In analyzing substantial gainful activity, the ALJ here never addressed the medical evidence, and made no mention as to how this evidence may have shaped his finding that Palmer was not credible. While the ALJ need not evaluate every piece of testimony and evidence submitted, he must sufficiently articulate his assessment of the evidence to assure this court that he considered the important evidence and to enable this court to trace the path of his reasoning. Carlson v. Shalala, 999 F.2d 180, 181 (7th Cir.1993). On remand, if the ALJ determines that Palmer engaged in substantial gainful employment in 1993, he must explain why the medical evidence either supports or undermines his conclusion.

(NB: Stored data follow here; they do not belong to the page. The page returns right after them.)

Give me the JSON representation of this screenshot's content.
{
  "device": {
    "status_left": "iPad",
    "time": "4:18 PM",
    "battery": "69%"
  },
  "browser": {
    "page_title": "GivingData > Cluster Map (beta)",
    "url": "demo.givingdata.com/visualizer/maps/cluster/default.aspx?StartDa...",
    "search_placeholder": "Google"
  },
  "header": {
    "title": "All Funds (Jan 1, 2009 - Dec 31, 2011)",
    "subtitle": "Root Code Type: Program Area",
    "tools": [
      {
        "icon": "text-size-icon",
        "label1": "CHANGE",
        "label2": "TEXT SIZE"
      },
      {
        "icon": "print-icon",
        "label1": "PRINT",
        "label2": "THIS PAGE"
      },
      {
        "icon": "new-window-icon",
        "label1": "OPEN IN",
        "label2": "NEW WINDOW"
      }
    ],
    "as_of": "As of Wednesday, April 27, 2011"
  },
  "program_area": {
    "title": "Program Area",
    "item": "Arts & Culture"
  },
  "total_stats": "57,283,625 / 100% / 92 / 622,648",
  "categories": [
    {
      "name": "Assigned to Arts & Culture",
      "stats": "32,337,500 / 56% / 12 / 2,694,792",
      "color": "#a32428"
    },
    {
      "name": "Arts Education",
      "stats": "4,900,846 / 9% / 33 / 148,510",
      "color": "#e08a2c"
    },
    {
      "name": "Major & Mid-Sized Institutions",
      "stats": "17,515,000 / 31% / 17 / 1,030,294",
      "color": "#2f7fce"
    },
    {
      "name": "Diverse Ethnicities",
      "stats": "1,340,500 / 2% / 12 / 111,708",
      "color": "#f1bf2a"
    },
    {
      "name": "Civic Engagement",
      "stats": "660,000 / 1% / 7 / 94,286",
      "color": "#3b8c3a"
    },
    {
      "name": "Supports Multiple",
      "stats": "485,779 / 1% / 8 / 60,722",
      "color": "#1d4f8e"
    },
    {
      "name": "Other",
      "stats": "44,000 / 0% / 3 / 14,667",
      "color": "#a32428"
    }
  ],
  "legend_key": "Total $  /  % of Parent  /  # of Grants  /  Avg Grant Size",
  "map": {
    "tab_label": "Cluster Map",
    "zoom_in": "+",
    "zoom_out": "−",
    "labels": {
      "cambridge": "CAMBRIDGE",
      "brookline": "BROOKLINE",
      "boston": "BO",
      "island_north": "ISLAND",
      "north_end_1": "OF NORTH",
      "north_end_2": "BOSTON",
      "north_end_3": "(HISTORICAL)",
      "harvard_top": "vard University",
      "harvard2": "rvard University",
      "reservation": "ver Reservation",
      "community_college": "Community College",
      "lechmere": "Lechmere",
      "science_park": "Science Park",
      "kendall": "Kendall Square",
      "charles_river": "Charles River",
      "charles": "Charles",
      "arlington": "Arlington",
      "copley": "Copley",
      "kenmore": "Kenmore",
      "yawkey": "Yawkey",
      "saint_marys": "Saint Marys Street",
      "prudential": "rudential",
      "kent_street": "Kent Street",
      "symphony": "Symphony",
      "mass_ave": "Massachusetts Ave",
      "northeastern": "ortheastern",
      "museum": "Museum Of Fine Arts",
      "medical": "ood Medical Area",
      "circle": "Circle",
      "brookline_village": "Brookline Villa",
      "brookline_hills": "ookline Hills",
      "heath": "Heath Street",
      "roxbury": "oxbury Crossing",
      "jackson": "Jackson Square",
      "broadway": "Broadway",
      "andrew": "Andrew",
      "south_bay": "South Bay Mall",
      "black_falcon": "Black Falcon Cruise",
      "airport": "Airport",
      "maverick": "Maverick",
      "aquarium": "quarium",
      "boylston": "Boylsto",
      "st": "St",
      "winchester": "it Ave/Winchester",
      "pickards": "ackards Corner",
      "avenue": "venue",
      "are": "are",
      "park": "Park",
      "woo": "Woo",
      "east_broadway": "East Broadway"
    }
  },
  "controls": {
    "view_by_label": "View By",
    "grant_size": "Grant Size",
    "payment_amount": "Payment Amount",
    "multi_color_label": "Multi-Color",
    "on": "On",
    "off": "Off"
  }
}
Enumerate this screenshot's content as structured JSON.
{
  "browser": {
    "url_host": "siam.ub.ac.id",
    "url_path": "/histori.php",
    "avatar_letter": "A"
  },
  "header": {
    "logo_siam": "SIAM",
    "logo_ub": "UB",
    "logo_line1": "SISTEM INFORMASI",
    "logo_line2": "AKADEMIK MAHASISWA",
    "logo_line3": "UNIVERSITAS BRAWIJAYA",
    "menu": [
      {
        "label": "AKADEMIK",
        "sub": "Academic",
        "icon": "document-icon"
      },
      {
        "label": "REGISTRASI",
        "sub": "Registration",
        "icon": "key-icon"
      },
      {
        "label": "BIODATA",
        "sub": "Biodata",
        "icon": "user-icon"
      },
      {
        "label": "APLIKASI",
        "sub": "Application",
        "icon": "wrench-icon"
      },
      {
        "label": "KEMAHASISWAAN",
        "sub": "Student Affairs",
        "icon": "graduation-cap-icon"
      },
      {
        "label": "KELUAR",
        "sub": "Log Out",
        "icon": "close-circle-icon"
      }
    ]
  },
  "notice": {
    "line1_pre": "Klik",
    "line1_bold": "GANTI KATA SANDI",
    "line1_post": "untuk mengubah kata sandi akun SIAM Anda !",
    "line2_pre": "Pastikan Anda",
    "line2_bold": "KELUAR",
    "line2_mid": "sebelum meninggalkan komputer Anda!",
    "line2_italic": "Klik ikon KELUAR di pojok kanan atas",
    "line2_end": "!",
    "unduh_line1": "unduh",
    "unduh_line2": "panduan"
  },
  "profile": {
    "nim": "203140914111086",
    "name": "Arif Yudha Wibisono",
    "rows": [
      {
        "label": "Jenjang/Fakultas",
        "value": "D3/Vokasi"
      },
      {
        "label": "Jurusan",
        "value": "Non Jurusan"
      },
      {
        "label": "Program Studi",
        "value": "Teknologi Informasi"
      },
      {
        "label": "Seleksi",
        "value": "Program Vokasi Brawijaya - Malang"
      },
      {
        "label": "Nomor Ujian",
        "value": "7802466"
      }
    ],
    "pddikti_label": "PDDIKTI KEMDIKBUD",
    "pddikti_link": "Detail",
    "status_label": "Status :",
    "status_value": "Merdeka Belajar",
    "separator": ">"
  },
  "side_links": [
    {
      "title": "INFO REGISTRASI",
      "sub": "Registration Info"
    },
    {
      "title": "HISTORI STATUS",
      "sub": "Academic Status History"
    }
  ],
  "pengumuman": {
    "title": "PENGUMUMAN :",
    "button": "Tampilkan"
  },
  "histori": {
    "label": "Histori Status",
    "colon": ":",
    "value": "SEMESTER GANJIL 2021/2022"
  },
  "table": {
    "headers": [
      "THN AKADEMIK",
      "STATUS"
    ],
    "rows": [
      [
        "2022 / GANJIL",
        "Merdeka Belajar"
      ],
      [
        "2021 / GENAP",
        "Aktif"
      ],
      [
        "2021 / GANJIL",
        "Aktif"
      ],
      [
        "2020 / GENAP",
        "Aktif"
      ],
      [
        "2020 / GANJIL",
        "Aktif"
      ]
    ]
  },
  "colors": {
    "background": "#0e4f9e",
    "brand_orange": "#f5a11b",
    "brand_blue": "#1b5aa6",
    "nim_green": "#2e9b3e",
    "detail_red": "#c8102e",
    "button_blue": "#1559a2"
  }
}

Palmer also presents a number of instances in which she believes that the ALJ has mischaracterized the evidence or engaged in flawed analysis; taken together these examples raise concerns about the overall quality of the ALJ’s opinion. For example the ALJ concluded that Palmer worked full time in both 1992 and 1993, but failed to explain why Palmer’s earnings dropped by almost 50% in 1993, even though she testified that she was paid a comparable hourly wage. An opinion that fails to “build a bridge from the evidence to the conclusion” is “analytically inadequate,” unreasoned, and cannot be upheld. Groves v. Apfel, 148 F.3d 809, 811 (7th Cir.1998).
Finally, Palmer argues that the ALJ violated her right to a “fundamentally fair” hearing by first suggesting that she file an amended tax return for 1993 and then attacking her credibility when she followed his advice. Not only did the ALJ make significant errors in this case, but the record reveals that the ALJ’s bias deprived Palmer the full and fair hearing to which she was entitled. We hold that on remand Palmer is entitled to a new hearing before another ALJ. See Sarchet v. Chafer, 78 F.3d 305 (7th Cir.1996) (cases reversed for ALJ bias automatically transfer to a different ALJ on remand); Ventura v. Shalala, 55 F.3d 900, 904-05 (3rd Cir.1995) (same).
CONCLUSION
Because the substantial evidence does not support ALJ’s finding that Palmer drove her vehicle 40,150 miles for business purposes in 1993, we VACATE the judgment of the district court and REMAND the case to the Social Security Administration for further proceedings consistent with this order.
. We find that the ALJ erroneously faulted Palmer with providing conflicting testimony regarding this matter. A thorough review of the record reveals that Palmer consistently testified that the owner of the news agency delivered the newspapers when she failed to report to work. The Commissioner concedes that the ALJ erred, but claims that his mistake was merely a typographical error. We disagree, and find that the ALJ’s factual mistake adversely influenced his assessment of Palmer’s credibility.